COP 4365: Software System Development (taught by Dr. Jeanty) - Analysis, design, and development of software systems using objective methodology with object oriented programming and advanced software development tools (such as integrated development environments).
COT 4521: Computational Geometry (taught by Dr. Rosen) - Computational geometry is the study of efficient algorithms to solve geometric problems. Topics covered include Polygonal Triangulations, Polygon Partitioning, Convex Hulls, Voronoi Diagrams, Arrangements, Search and Intersection, and Motion Planning.
SELECTED ELECTIVES FOR THE INFORMATION TECHNOLOGY AND CYBERSECURITy programs
CNT 4403: Network Security and Firewalls (taught by Dr. Gauvin Jr.) - This course surveys network security standards and emphasizes applications that are widely used on the Internet and for corporate networks. This course also examines Firewalls and related tools used to provide both network and perimeter security. This is a core class for Cybersecurity majors, but it can be requested as an elective for Information Technology.
COP 4200: Penetration Testing (taught by Dr. Ventura) - Penetration testing and related software tools are presented. Legalities and various cyber-attacks such distributed denial of service, man-in-the-middle, and password attacks are covered. Methods to correct security flaws are given. This is a core class for Cybersecurity majors, but it can be requested as an elective for Information Technology.
COP 4883 Java Programming for IT (taught by Dr.

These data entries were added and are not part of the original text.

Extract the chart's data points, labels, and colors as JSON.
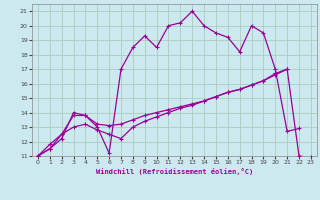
{
  "xlabel": "Windchill (Refroidissement éolien,°C)",
  "background_color": "#cde9f0",
  "grid_color": "#aaccbb",
  "line_color": "#990099",
  "xlim": [
    -0.5,
    23.5
  ],
  "ylim": [
    11,
    21.5
  ],
  "xticks": [
    0,
    1,
    2,
    3,
    4,
    5,
    6,
    7,
    8,
    9,
    10,
    11,
    12,
    13,
    14,
    15,
    16,
    17,
    18,
    19,
    20,
    21,
    22,
    23
  ],
  "yticks": [
    11,
    12,
    13,
    14,
    15,
    16,
    17,
    18,
    19,
    20,
    21
  ],
  "line1_x": [
    0,
    1,
    2,
    3,
    4,
    5,
    6,
    7,
    8,
    9,
    10,
    11,
    12,
    13,
    14,
    15,
    16,
    17,
    18,
    19,
    20,
    21,
    22
  ],
  "line1_y": [
    11.0,
    11.5,
    12.2,
    14.0,
    13.8,
    13.0,
    11.2,
    17.0,
    18.5,
    19.3,
    18.5,
    20.0,
    20.2,
    21.0,
    20.0,
    19.5,
    19.2,
    18.2,
    20.0,
    19.5,
    17.0,
    12.7,
    12.9
  ],
  "line2_x": [
    0,
    1,
    2,
    3,
    4,
    5,
    6,
    7,
    8,
    9,
    10,
    11,
    12,
    13,
    14,
    15,
    16,
    17,
    18,
    19,
    20,
    21
  ],
  "line2_y": [
    11.0,
    11.5,
    12.5,
    13.8,
    13.8,
    13.2,
    13.1,
    13.2,
    13.5,
    13.8,
    14.0,
    14.2,
    14.4,
    14.6,
    14.8,
    15.1,
    15.4,
    15.6,
    15.9,
    16.2,
    16.7,
    17.0
  ],
  "line3_x": [
    0,
    1,
    2,
    3,
    4,
    5,
    6,
    7,
    8,
    9,
    10,
    11,
    12,
    13,
    14,
    15,
    16,
    17,
    18,
    19,
    20,
    21,
    22,
    23
  ],
  "line3_y": [
    11.0,
    11.8,
    12.5,
    13.0,
    13.2,
    12.8,
    12.5,
    12.2,
    13.0,
    13.4,
    13.7,
    14.0,
    14.3,
    14.5,
    14.8,
    15.1,
    15.4,
    15.6,
    15.9,
    16.2,
    16.6,
    17.0,
    11.0,
    10.9
  ]
}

Gaspar) - This course explores advanced programming techniques, using the Java language. Topics include generic programming applied to the Java collection framework, meta-programming allowing the code to inspect and interact with itself at runtime, and functional programming with the new stream API.
COP 4931: Information Privacy Trust Systems (taught by Dr. Yavuz) - This course covers foundational concepts, algorithms, protocols and tools to enhance information privacy for trustworthy computing systems, with a clear emphasis on both theoretical concepts and practical applications, and impact.

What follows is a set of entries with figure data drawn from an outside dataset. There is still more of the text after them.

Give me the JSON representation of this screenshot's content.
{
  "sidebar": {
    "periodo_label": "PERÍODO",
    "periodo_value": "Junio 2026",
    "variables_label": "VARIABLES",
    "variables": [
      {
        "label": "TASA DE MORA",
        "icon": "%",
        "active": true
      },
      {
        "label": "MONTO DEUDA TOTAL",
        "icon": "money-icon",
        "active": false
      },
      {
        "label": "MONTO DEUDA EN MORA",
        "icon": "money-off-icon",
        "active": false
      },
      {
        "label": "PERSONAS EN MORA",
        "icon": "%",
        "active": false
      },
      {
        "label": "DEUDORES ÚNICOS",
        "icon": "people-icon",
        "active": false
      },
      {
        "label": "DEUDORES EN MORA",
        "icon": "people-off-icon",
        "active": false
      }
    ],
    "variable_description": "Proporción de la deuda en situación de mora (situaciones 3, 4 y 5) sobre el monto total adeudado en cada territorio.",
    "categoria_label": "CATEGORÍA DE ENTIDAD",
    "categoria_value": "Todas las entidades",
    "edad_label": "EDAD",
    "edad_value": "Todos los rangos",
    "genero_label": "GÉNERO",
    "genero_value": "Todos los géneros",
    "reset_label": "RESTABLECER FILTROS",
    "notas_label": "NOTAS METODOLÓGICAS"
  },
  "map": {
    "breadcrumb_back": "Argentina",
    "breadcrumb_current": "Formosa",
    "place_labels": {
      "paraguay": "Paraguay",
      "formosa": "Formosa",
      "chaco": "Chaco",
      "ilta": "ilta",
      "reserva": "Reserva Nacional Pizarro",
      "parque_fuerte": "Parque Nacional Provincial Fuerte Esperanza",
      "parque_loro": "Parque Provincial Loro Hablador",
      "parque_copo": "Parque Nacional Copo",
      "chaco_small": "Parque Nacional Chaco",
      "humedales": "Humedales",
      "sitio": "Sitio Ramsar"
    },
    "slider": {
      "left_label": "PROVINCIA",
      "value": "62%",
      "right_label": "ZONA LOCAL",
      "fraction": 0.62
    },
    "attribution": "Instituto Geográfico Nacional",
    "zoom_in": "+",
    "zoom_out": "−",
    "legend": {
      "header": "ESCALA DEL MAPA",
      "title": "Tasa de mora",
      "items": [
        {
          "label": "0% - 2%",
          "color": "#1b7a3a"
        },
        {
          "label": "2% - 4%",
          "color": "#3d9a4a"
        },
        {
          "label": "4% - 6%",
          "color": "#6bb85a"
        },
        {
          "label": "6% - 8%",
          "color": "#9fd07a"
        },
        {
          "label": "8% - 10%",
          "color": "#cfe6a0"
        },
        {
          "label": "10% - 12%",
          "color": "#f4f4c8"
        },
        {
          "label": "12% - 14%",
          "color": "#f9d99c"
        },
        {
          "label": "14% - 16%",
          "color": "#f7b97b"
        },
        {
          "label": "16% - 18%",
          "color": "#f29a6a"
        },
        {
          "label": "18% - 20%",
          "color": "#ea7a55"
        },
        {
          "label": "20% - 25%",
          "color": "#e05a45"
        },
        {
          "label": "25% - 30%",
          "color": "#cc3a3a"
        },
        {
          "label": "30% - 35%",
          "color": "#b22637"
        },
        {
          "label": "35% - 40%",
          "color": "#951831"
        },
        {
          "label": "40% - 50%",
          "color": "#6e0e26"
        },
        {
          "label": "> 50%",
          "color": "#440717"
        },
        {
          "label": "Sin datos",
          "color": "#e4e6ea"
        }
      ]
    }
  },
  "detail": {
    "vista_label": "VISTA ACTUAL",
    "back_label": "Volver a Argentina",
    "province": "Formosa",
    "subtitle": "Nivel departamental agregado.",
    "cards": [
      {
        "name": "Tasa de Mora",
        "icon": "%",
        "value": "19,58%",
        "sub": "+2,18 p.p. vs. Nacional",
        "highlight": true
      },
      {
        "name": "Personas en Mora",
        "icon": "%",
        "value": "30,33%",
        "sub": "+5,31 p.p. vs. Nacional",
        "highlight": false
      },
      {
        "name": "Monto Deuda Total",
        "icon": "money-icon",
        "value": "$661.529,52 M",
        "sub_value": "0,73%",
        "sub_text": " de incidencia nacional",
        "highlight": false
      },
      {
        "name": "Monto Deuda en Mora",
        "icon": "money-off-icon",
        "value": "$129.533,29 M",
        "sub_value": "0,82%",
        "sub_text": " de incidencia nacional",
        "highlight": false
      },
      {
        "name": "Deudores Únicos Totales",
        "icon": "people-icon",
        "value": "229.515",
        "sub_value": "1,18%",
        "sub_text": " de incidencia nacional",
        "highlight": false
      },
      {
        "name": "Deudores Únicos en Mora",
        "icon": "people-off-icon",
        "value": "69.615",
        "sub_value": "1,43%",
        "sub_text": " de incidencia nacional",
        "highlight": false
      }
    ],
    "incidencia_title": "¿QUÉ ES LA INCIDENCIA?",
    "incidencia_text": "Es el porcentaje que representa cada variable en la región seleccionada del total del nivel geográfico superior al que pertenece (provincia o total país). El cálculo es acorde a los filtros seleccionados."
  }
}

COP 4931 Capture the Flag (taught by Dr. Lewis) - This is a new course and we are very excited to be offering it. At its heart,
this course is being offered to help students interested in computer security compete
in Capture the Flag competitions. This course will help you to understand computer
security fundamentals, as well as prepare you to for the computer security profession.

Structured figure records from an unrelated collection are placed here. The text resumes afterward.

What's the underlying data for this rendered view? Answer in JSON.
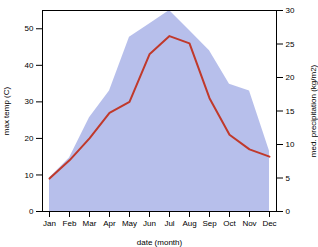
{
  "chart_data": {
    "type": "line",
    "xlabel": "date (month)",
    "ylabel": "max temp (C)",
    "y2label": "med. precipitation (kg/m2)",
    "categories": [
      "Jan",
      "Feb",
      "Mar",
      "Apr",
      "May",
      "Jun",
      "Jul",
      "Aug",
      "Sep",
      "Oct",
      "Nov",
      "Dec"
    ],
    "ylim": [
      0,
      55
    ],
    "yticks": [
      0,
      10,
      20,
      30,
      40,
      50
    ],
    "y2lim": [
      0,
      30
    ],
    "y2ticks": [
      0,
      5,
      10,
      15,
      20,
      25,
      30
    ],
    "series": [
      {
        "type": "area",
        "axis": "y2",
        "color": "#aab4e8",
        "values": [
          5,
          8,
          14,
          18,
          26,
          28,
          30,
          27,
          24,
          19,
          18,
          9
        ]
      },
      {
        "type": "line",
        "color": "#c0392b",
        "values": [
          9,
          14,
          20,
          27,
          30,
          43,
          48,
          46,
          31,
          21,
          17,
          15
        ]
      }
    ]
  }
}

This course covers fundamental problems, principles, and practical problem-solving
techniques employed in various subfields of computer security; many of the techniques will be demonstrated and practiced using commonly used and customized tools and reinforced through CTF challenges.
COP 4931 IT Systems Security (taught by Dr. Chellappan) - This course covers foundations of systems security, including availability, authentication, access control, network penetration/ defense, reverse engineering, cyber physical systems, forensics, supply chain management, and secure systems design. Please note this course is for Cybersecurity majors only.